Introducing Tableau

GUI tools for data visualization: Tableau

Abhijit Dasgupta, Jeff Jacobs, Anderson Monken, and Marck Vaisman

Georgetown University

Spring 2024

Motivation

Gartner Magic Quadrant™ for Analytics & Business Intelligence Platforms

Gartner Magic Quadrant™ for Analytics & Business Intelligence Platforms

Pros and cons

Getting access

Hands-on

On to the lab

Start Page

1 - Connecting to a File: This section on your start page indicates where you can connect to your data files saved on your computer

Start Page

2 - Connecting to a Server: You’ll usually use this section if you’re working for a company that uses specific servers. Tableau can connect to multiple different servers such as Oracle, PostgreSQL, Azure, Dropbox, and more.

Start Page

3 - Saved Data Sources: These are sample data sets that Tableau provides. When you download the software, Tableau also provides you a repository folder which also holds these clean sample data sets as excel files. When you click the samples, they will automatically load without you needing to find the files.

Start Page

4 - Open a Workbook: This area is where you can find recent workbooks opened and quickly load them in if you want to work on them.

Start Page

5 - Sample Workbooks: This section provides you with sample workbooks that you can open to play around in and see how they were built. Clicking on “More Samples” will lead you to a gallery of downloadable sample workbooks.

Start Page

6 - Discover: The Discover side bar provides you with links to the Tableau training videos, blog, forums, and Tableau Prep (a data cleaning and prepping software).

Data Source and Page and Workspace

1 - This shows you the data file you loaded. Here you can rename your data source or edit your connection to the source.

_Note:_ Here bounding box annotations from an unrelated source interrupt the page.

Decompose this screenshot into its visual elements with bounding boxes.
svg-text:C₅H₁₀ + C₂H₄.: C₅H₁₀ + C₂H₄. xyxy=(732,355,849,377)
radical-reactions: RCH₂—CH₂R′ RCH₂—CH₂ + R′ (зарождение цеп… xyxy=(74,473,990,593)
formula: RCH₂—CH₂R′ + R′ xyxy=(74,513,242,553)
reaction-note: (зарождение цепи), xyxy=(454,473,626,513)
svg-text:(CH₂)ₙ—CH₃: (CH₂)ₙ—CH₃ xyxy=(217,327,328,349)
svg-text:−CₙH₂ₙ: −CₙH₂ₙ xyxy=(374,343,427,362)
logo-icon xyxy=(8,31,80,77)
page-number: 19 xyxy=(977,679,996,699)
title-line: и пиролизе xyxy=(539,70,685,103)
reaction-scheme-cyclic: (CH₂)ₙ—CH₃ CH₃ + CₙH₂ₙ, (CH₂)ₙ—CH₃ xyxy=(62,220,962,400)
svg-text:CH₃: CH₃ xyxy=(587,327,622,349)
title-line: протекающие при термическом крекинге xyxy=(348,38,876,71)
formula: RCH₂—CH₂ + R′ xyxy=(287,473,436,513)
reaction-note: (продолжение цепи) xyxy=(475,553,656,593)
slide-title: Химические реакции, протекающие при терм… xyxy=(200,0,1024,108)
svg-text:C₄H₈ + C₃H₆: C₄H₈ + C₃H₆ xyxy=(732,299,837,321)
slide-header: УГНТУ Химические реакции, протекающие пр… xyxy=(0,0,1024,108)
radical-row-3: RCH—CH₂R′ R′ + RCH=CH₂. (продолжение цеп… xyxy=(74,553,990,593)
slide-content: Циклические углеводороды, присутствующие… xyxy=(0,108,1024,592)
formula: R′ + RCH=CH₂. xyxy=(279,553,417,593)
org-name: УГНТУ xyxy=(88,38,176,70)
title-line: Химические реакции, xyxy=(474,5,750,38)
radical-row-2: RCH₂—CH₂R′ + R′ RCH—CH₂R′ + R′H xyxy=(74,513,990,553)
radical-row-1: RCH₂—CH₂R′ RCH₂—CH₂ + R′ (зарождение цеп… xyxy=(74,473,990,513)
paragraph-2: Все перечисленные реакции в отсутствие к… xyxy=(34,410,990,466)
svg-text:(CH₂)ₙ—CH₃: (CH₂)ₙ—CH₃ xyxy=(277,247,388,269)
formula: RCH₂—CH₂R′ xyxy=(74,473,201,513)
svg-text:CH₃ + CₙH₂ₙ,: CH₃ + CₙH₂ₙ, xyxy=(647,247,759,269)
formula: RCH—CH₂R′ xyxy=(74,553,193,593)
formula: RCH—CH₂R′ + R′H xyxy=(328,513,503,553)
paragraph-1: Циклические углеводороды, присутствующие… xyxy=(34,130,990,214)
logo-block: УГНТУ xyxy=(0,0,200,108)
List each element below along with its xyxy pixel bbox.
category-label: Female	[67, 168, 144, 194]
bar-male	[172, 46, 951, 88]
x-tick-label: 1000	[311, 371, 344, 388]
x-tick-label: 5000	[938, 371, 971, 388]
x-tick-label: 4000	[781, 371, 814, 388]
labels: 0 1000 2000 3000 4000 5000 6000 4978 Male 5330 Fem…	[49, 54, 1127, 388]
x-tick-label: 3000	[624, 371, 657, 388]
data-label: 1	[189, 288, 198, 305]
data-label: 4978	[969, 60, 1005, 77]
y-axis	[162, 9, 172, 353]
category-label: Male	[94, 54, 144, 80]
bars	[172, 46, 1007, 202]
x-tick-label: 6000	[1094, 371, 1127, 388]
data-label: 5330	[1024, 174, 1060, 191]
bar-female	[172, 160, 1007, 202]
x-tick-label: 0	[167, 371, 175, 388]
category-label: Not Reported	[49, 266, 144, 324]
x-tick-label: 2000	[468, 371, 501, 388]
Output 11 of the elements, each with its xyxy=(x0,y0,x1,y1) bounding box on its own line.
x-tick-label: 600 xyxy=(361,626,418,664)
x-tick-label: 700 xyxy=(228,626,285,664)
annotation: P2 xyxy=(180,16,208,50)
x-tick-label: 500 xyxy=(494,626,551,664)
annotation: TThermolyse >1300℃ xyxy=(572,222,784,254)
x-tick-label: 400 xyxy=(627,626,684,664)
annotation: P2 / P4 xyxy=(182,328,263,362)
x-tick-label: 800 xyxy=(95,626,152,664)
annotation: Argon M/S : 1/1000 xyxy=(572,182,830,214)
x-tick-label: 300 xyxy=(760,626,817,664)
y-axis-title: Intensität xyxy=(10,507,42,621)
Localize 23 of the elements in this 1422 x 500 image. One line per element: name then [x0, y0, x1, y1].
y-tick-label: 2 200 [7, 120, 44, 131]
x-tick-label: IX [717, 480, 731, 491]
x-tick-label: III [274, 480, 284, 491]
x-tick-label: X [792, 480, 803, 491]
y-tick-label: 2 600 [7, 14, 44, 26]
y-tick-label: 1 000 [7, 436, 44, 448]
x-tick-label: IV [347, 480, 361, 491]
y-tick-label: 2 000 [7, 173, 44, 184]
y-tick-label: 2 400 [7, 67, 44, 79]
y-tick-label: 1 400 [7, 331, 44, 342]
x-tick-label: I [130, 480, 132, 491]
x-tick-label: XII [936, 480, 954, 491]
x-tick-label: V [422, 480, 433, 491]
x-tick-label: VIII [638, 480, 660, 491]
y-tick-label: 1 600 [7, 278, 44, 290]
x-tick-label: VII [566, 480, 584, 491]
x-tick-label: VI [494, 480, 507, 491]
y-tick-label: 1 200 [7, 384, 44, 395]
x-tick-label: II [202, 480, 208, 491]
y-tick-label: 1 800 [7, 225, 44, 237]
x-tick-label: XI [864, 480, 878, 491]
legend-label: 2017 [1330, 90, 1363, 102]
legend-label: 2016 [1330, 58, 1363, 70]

Data Source and Page and Workspace

2 - The Data Interpreter is a built-in data cleaner that Tableau provides. If you choose to use it, it can identify potential areas to clean and will re-format them and provide a log of the changes they made.

Data Source and Page and Workspace

3 - This area shows the “sheets/tabs” that are in your data source

Data Source and Page and Workspace

4 - If you want to use multiple sheets, you can drag them into the main space here to make a join or union connection.

Data Source and Page and Workspace

5 - Here you can choose the data connection you want your workbook to have. In the simplest terms, live connections have real-time updates when you’re connected to the database while an extract provides a snapshot of the data which can be refreshed at will.

Data Source and Page and Workspace

6 - Here is where you can view your data which needs be in a tabular format, with clean headers. Tableau will analyze your data and automatically assign data types to them. You can change the data types. Tableau does not change you original data source!

  1. This little Tableau icon will bring you back to the start page.
  2. The holy grail of Tableau and probably the most used part of Tableau. These are unlimited undo and redo buttons!
  3. These icons here are the flip and sort buttons. The flip button will switch your columns and rows back and forth. The sort buttons will quickly sort your view (like a bar chart) in ascending or descending order
  4. This will fit your charts to either standard size, fit width, fit height, or fit entire view
  5. Show Me is a handy tool for beginners to help you build quick charts and graphs

6 - In the data tab you can find all measures. In the analytics tab you can supplement your views with reference bands, forecasts, trend lines, and more.

7 - This is a very handy little button that shows you a quick look into your data table. Instead of switching back and forth from your workspace to the Data Source page to look at your data, you can just click that button to quickly see your data.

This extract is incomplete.